Greg Davies: Full Fat Legend review – Taskmaster manchild lists his humiliations

Greg Davies in Full Fat Legend at the Royal Albert Hall.
‘What the hell am I?’ … Greg Davies in Full Fat Legend at the Royal Albert Hall. Photograph: Mark Johnson

Hold forth for two hours about your low self-worth, and you can start to look very self-involved. Is that the problem, or the point, of Greg Davies’ new show? Ostensibly, Full Fat Legend poses the question “What the hell am I?”, as the Taskmaster man looks past his professional title and family roles to reveal the true Greg beneath. Practically, that means a retread of Davies’ life from 1970s Shropshire via a brief teaching career and nascent celebrity, and around more adventures in poo, pee and wanking than you’d wish on anybody.

You might marvel that a 57-year-old’s gaze remains so directed at the navel, and below. But 12-year-old in a (very) outsized body has always been Davies’ shtick. I found the fixation on bums and willies a bit much in this latest offering, perhaps because it goes on so long. But if, after six decades, Davies’ sense of humour remains juvenilely self-absorbed, at least he has the good grace to acknowledge it, and the craft to often turn it to fine comic effect. See the “face full of new freckles” image-making that accompanies one anecdote about attempting to clean his “baggy bumhole”.

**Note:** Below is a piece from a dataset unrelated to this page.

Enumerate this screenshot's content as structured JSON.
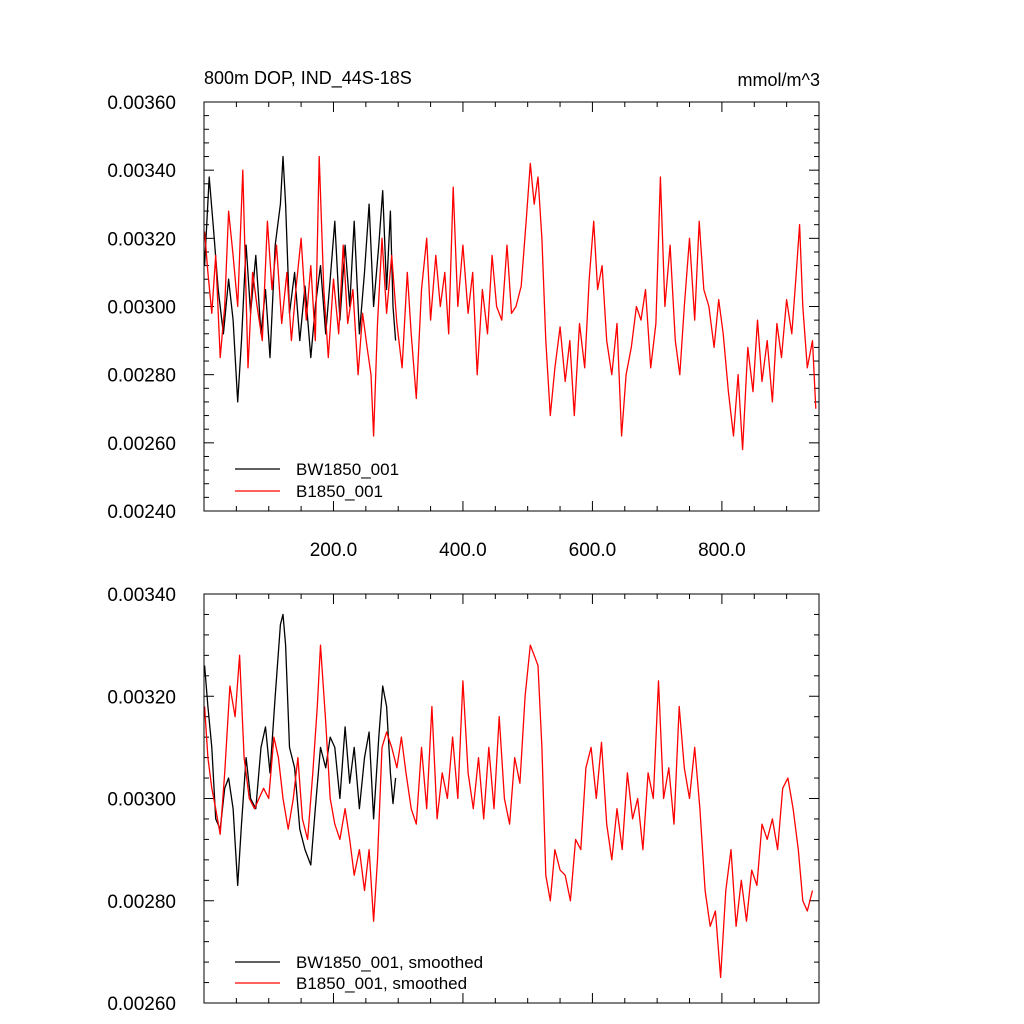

That’s one of several humiliating stories that demonstrate – according to Davies – that he’s not, in fact, a legend, but a complete chump instead. Others include tales of sleepless life with a swollen prostate, and of “dick-dialling” by accident a prominent government minister. We also get the explanation for why Davies turned out this way, with reference to the unreconstructed world of his youth (“It was a different time. It was an awful time”), when parental love was tough and sex education came via the Freemans lingerie catalogue.

A lot of that material feels familiar, but Davies brings great gusto to its revival. Along the way, a handful of stories (one about an eccentric Irish “animal handler”; another about Danny Dyer) de-centre Davies and his ostentatious puerility, which can come as a relief. It’s a show, finally, about one manchild’s struggle to get over himself, his neuroses and ego – and on this evidence, he still has some way to go.